I am streaming in txt documents into the prodigy for my team to manually label some custom named entities. The formatting in text document is pretty clean however its terrible in the prodigy probably because of the tokenization. Is there any to make the formatting better?
Hi! What do you mean by “bad formatting” – do you have an example?
The main purpose of the pre-tokenization is to allow faster highlighting and also to flag potential problems and mismatches as early as possible in the development phase. If you’re planning on training a model later on, this is relevant because your tokenization should match the entities you want to predict.
If you want to tokenize the text differently, you can either plug in a customised model with different tokenization rules, or provide your own tokenization via the
"tokens" property in the data. Each token should be a “highligtable unit”. You could also mark tokens as
"disabled": true to make them unselectable. (For example, puntucation or other words that should never be part of an entity. This can significantly reduce human error.)
Here you can see the txt and how its displayed in spacy this would be difficult for person to annotate:
from os import listdir
from os.path import join
for quote_file in listdir(text_dir)[:50]:
full_path= join(text_dir, quote_file)
file_text = “”
with open(full_path, encoding=‘utf-16’) as f:
file_text = f.read()
if name == “main”:
data_dir = “Management Liability Documents”
Thanks for the example – I understand what you mean now! The thing here is that the
ner_manual interface operates on raw tokenized text and it also doesn’t use a fixed-width font by default (whereas your document relies on that for alignment).
- Change the main theme font to a monospace font and/or use the card CSS or global CSS option to change the main display font of the text. This will make all characters the same width so alignment using spaces actually works.

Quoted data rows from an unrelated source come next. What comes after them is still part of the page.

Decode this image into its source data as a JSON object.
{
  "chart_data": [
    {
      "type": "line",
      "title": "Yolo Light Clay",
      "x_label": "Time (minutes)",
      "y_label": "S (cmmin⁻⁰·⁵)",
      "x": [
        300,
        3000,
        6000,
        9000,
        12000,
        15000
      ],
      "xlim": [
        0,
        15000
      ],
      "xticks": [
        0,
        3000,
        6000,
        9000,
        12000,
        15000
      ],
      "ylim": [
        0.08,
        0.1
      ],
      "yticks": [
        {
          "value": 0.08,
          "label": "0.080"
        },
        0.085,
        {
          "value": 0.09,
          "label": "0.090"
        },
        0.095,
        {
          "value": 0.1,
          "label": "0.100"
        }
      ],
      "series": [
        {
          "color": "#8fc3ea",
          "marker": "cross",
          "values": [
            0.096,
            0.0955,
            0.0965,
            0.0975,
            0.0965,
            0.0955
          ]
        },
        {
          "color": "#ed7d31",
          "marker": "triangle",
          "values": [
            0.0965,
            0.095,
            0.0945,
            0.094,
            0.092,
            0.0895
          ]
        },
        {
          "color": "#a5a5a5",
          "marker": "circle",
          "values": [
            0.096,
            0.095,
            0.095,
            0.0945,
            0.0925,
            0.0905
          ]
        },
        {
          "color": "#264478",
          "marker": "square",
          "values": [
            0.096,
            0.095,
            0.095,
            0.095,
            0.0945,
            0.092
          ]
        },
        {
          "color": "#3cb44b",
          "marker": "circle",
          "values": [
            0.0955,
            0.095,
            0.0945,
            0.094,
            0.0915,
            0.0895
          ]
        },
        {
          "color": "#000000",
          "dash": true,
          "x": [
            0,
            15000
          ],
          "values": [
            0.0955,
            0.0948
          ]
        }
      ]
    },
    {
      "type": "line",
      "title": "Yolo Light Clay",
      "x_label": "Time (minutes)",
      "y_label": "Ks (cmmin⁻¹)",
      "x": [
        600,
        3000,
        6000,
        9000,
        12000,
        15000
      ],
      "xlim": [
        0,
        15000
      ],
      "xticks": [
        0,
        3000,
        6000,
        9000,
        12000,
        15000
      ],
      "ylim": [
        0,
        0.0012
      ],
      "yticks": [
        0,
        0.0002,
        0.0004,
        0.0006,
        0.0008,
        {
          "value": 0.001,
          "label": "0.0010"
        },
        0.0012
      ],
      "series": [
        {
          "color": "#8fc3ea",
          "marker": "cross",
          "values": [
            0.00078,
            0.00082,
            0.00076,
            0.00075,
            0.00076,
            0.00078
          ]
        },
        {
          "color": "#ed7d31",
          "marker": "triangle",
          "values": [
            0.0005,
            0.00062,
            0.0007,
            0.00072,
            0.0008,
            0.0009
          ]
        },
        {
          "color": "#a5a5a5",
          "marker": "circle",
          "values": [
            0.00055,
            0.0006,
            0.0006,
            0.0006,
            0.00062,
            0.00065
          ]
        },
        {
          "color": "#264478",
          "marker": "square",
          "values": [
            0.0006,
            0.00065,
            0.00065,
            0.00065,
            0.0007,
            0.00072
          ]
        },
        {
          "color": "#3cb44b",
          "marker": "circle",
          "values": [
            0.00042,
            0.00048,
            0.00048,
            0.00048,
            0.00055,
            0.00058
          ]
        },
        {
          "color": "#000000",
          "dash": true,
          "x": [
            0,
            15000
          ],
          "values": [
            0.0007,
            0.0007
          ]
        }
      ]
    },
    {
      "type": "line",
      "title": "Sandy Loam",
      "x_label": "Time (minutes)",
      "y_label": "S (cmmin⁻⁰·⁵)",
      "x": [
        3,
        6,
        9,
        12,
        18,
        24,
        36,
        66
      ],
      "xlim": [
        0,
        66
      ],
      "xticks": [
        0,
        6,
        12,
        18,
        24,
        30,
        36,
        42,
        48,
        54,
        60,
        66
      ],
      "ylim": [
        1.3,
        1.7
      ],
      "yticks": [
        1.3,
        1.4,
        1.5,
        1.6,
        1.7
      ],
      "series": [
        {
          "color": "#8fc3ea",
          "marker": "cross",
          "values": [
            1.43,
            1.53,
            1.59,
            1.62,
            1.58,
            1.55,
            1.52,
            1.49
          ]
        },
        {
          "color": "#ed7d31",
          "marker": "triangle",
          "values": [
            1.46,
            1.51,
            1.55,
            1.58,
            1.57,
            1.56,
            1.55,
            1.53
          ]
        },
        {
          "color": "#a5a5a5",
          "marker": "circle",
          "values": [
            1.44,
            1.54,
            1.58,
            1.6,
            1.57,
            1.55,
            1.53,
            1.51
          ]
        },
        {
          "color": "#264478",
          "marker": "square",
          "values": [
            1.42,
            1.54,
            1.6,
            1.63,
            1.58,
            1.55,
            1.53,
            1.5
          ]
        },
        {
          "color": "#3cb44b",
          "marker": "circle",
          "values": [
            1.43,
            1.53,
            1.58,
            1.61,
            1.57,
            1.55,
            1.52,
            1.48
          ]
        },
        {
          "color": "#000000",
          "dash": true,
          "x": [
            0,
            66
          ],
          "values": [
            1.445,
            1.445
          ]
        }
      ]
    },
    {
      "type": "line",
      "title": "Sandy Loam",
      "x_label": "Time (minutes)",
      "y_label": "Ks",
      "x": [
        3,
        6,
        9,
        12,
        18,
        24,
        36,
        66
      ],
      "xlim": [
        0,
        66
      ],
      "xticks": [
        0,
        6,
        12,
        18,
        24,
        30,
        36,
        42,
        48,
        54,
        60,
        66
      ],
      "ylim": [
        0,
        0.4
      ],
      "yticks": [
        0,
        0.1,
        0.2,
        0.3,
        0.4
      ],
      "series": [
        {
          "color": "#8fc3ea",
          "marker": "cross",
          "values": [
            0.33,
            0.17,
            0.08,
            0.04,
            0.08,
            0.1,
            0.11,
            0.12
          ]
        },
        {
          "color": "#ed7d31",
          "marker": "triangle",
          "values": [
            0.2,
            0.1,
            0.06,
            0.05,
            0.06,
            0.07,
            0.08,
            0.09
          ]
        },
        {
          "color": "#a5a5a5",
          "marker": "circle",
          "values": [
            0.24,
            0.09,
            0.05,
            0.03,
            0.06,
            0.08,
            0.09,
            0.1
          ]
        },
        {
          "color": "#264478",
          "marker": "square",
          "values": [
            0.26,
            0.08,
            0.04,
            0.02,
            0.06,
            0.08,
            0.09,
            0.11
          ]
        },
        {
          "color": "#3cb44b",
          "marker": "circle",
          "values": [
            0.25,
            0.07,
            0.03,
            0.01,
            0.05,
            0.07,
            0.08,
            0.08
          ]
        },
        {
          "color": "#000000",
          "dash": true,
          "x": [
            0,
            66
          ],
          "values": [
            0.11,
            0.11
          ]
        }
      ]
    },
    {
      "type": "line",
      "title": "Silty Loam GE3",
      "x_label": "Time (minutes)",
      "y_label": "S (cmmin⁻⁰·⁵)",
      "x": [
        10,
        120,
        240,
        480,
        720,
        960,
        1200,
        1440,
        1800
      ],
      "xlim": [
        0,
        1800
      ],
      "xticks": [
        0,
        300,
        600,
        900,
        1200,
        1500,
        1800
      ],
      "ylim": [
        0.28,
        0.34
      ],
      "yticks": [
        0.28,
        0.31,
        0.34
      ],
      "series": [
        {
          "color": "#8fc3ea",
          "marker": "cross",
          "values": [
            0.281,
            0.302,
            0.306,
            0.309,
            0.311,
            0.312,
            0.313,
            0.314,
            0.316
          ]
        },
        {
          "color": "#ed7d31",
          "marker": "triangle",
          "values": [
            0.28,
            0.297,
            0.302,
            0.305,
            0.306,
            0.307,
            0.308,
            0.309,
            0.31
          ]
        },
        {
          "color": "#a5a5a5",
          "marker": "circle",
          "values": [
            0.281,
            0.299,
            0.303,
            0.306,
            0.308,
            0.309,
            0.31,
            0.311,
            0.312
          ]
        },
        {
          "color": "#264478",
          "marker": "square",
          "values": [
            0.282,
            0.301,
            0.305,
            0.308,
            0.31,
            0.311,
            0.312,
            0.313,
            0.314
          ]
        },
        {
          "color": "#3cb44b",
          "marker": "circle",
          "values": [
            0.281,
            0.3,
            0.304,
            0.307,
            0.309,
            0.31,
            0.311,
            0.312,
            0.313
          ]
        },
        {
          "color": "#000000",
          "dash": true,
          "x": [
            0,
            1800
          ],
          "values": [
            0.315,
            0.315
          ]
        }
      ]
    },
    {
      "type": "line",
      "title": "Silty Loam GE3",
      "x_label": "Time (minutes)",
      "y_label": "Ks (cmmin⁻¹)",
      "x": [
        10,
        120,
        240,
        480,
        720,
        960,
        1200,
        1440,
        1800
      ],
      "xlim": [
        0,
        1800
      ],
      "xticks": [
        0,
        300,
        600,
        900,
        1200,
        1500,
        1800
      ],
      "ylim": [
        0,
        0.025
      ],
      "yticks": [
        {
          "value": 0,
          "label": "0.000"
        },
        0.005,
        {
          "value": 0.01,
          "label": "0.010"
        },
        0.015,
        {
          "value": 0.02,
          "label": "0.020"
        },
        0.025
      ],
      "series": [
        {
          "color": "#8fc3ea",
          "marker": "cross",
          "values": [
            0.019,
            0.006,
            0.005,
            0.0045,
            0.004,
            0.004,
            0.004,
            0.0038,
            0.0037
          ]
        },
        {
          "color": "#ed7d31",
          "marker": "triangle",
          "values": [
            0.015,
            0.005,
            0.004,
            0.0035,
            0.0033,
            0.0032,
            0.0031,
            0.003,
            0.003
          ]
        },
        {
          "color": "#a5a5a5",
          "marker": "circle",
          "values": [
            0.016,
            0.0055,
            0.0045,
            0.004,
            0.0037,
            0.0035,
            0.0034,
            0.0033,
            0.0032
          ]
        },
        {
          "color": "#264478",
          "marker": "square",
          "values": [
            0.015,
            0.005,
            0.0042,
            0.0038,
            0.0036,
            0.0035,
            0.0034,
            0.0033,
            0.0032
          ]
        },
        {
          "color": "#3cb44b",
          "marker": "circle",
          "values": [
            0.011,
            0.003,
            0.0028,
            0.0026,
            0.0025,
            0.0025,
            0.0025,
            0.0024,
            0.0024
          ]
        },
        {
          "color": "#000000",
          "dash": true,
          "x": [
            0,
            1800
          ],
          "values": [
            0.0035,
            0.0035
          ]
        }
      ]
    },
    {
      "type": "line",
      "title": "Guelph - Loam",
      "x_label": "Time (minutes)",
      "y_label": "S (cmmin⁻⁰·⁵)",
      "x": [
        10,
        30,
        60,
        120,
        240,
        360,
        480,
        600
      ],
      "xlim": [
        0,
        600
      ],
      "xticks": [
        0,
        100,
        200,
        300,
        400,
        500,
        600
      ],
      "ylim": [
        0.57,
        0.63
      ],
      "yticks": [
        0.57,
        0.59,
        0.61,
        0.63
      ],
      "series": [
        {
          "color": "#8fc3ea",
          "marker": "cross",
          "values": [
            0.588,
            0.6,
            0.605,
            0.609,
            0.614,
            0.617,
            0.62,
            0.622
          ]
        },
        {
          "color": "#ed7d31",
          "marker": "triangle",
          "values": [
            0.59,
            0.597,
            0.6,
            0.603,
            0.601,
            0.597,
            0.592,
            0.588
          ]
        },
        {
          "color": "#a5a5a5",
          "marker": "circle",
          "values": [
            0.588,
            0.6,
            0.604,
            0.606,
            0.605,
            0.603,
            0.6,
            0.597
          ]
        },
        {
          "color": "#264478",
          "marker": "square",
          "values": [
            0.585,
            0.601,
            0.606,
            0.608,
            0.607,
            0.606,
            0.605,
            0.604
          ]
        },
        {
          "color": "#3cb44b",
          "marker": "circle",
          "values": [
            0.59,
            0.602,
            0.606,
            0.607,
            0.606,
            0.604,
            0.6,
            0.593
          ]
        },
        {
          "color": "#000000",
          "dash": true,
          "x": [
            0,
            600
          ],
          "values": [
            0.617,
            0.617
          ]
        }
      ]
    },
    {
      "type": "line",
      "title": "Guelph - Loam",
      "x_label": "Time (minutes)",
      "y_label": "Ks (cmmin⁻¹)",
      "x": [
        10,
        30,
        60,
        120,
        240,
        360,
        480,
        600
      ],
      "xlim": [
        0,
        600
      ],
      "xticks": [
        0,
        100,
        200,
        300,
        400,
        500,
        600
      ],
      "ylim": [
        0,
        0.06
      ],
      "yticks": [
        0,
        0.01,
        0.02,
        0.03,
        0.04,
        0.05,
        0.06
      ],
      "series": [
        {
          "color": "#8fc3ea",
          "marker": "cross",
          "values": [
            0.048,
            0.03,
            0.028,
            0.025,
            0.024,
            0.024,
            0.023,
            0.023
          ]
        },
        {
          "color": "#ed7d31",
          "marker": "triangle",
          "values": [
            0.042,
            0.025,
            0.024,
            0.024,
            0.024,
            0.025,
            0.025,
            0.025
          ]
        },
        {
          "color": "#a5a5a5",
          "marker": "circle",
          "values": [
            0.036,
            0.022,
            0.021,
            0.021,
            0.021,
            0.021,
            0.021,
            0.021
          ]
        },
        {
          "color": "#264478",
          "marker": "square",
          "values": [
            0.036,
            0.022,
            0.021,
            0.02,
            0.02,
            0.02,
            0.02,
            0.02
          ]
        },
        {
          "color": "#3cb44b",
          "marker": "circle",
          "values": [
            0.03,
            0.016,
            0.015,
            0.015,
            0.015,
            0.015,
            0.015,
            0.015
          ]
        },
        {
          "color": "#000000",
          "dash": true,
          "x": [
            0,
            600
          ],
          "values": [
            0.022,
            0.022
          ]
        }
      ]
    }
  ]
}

- You might also want to increase the card width or decrease the font size to fit more text on one line.
- Newline tokens currently need to be single tokens containing only the newline (not several or something else). We might be able to relax that if the token contains only newlines, but for now, try replacing multiple newlines with single newlines. Later on your can also customise the tokenization rules or supply your own tokens via the
That said, the
ner_manual interface is definitely optimised for natural language, written text and named entity recognition rather than highlighting sequences in tabular data.
Btw, are you able to share what exactly you’re looking to label? Because your data is so structured and you’re parsing it anyways, I’m wondering if there are some clever tricks you can use to automate some of it or make it even easier for the annotators.
Hello Ines, I can share them is their and email I could send them to you. Basically I am trying to do NER for tabular data as well as text data. For Tabular data spacy seems to fall apart, we are experimenting with a faster rcnn and prodigy yolo as and annotator for the position file for tabular object dectection with some conversions to massage it into Luminoth. But I always wondered if there is a more clever way to extract some tabular data by manual tagging to create a training file or some clever semantic linking or core reference but we are a small startup and dont have infinite time or money to play around. Any thoughts on NER for tabular data as it pertains to prodigy/spacy would be helpful.
It’s true that a standard pre-trained model that was trained on web and newspaper text and natural language in general probably doesn’t do very well on tabular data out-of-the-box.
I’ve seen some approaches that framed a similar task as a computer vision problem and would predict bounding boxes and then apply a separate OCR step to extract the text. This could also be pretty straightforward in terms of labelling, because your annotators only need to draw boxes around the text. So this is definitely something you could try!